もっと自分がそういった状況を予想していればという責任感すらあったが……二人がそれを直ぐに感じ取り、お前たちは悪くないと撫でて慰める。


「……まぁ、あれだな。ちゃんとギルドに報告しないとだな」


「そうだね。後から問題になるからって言うより、僕達が報告しなかったら犠牲者が増えるかもしれない」


「臆病なモンスターなんかに負けるかって意気込む人もいるだろうが……白雷。色の付いた魔力を操れると知れば、少しは落ち着いて考えられるだろうな」


これ以上ここで腰を下ろしていても仕方ない。

膝を叩き、気合を入れて立ち上がり……もう用はないため、街に向かって帰る。


ただ、二人の足取りはすこぶる重かった。


やらなければならない事は把握しており、二人はそれが出来ない程子供ではなく……バカでも屑でもない。
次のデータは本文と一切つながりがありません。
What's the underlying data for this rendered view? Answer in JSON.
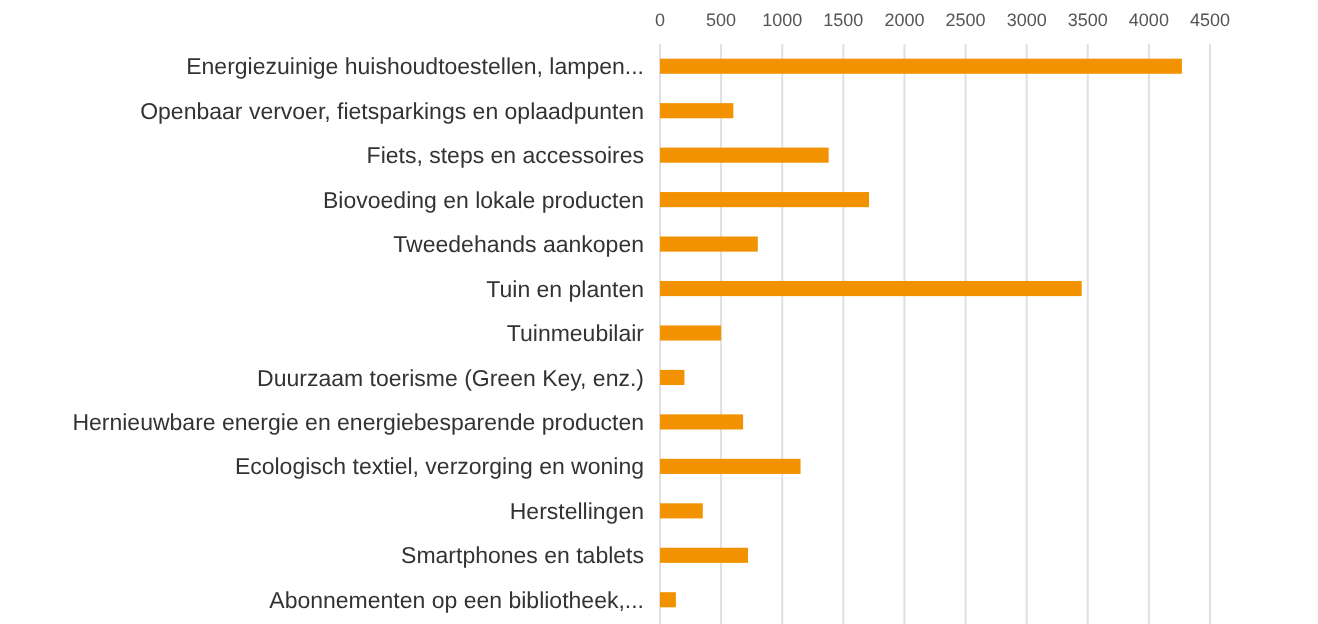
{
  "chart_data": {
    "type": "bar",
    "orientation": "horizontal",
    "categories": [
      "Energiezuinige huishoudtoestellen, lampen...",
      "Openbaar vervoer, fietsparkings en oplaadpunten",
      "Fiets, steps en accessoires",
      "Biovoeding en lokale producten",
      "Tweedehands aankopen",
      "Tuin en planten",
      "Tuinmeubilair",
      "Duurzaam toerisme (Green Key, enz.)",
      "Hernieuwbare energie en energiebesparende producten",
      "Ecologisch textiel, verzorging en woning",
      "Herstellingen",
      "Smartphones en tablets",
      "Abonnementen op een bibliotheek,..."
    ],
    "values": [
      4270,
      600,
      1380,
      1710,
      800,
      3450,
      500,
      200,
      680,
      1150,
      350,
      720,
      130
    ],
    "color": "#f39200",
    "xlim": [
      0,
      4500
    ],
    "xticks": [
      0,
      500,
      1000,
      1500,
      2000,
      2500,
      3000,
      3500,
      4000,
      4500
    ],
    "grid": "x"
  }
}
それでも、今回の一件…………物凄くやってしまった感が強い。


そのやらかしてしまったが故に発生する何かが、自分たちだけに降りかかるのであればまだしも、ソルヴァイパーがもうこの地にいないことを考えれば、まず一人の少女が死ぬ。

犠牲が生まれたことだけは確かだった。


(…………スティームがなんと言おうと、今回の一件は俺のミスだ。スティームとファルは……仕方ない。実際にソルヴァイパーと戦っていた当事者だ。それなりにアドレナリンが出てた筈だ……それに加えて、赤雷で止めを刺そうとした瞬間に覚醒? して白雷を会得…………逃走癖を持っていると頭の何処かで解っていたとしても、そこからの激闘を期待するなと言うのは無理な話だ)


やはり実際に戦ってはおらず、少し離れた場所から観戦していた自分こそ、ソルヴァイパーの逃走癖を忘れてはいけなかった。


絶対に監視員から観客に変わってはいけなかった。


(……自分に厳し過ぎる、とか関係無い。強い奴と戦う為にここまで来たことを考えれば、尚更逃がしてはいけなかった……ギルドには、ちゃんと伝えておかないとな)


今後の評価にどう影響するのかなど、考える必要はない。


ただ、何が原因でそんな事を起こってしまったのか、事実を伝えるのみ。

それで評価が下がろうとも……それこそ、仕方ないという話だった。


そんな相変わらず街に到着しても足取りが重い中、ギルドに入ったアラッドの目に、気になる依頼書が入った。